Beralih ke konteks lain dalam upaya pelestarian, sesi talkshow juga menghadirkan Jemmy Chayadi, Head of Sustainability Djarum Foundation. Ia menyoroti urgensi pelestarian macan tutul Jawa, yang kini menjadi predator puncak terakhir di Pulau Jawa, menyusul punahnya harimau Jawa pada era 1990-an. “Jika macan tutul Jawa punah, keseimbangan ekosistem di Jawa akan terganggu secara serius,” tegasnya. Oleh karena itu, Djarum Foundation aktif mendukung sensus satwa liar nasional dan mengajak perusahaan-perusahaan lain untuk turut serta dalam menjaga kelangsungan hidup spesies kunci ini.
Representasi dari organisasi konservasi nirlaba, Priscilla Christine, Direktur Komunikasi dan Sekretaris Yayasan Konservasi Alam Nusantara (YKAN), memberikan peringatan mengenai ancaman krisis ganda yang sedang dihadapi dunia: perubahan iklim dan hilangnya keanekaragaman hayati. YKAN telah merespons krisis ini melalui strategi kolaborasi multipihak yang melibatkan pemerintah, sektor swasta, dan komunitas lokal di wilayah program konservasinya. “Meskipun tantangan ini kompleks dan tidak dapat diselesaikan dengan cepat, kami melihat kemajuan yang signifikan: satwa mulai terlindungi dan kerusakan alam dapat diminimalkan. Kunci utama keberhasilan terletak pada kolaborasi yang kuat dari berbagai pihak,” papar Priscilla.
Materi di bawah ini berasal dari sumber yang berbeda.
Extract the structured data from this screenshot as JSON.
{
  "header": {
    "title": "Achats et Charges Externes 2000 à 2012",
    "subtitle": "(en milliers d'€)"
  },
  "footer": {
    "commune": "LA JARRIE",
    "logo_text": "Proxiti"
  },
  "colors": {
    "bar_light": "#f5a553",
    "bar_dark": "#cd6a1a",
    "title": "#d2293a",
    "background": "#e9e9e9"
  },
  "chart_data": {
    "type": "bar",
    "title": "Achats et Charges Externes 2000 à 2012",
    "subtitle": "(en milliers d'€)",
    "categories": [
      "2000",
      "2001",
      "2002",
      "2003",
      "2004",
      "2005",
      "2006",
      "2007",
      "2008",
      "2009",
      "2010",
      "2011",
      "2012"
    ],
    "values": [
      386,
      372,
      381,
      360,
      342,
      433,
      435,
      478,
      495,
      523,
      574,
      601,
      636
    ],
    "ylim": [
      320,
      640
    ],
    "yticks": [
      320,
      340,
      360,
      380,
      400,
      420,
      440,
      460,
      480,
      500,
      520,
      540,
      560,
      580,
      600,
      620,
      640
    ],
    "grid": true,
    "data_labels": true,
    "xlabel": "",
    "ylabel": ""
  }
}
Untuk meningkatkan kesadaran publik, YKAN juga gencar menggalakkan kampanye melalui inisiatif seperti “Life Music: Suara Alam Nusantara,” sebuah koleksi rekaman suara alam Indonesia yang kini dapat dinikmati di Spotify dan YouTube.
Secara keseluruhan, diskusi dalam Green Colabs secara tegas menyimpulkan bahwa upaya konservasi keanekaragaman hayati yang berkelanjutan hanya dapat terwujud melalui semangat kolaborasi. PTFI telah menunjukkan kontribusi monumental melalui riset dan program konservasinya di Papua; Djarum Foundation memperkuat pelestarian satwa kunci di Jawa; sementara YKAN aktif menghubungkan masyarakat dengan keindahan alam melalui kampanye kesadaran publik yang inovatif. Sinergi antara sektor swasta, organisasi nirlaba, dan komunitas lokal ini menjadi penegas bahwa pelestarian kekayaan keanekaragaman hayati Indonesia adalah tanggung jawab kolektif yang harus diemban bersama, mewujudkan semangat “dari kota, kembali ke alam.”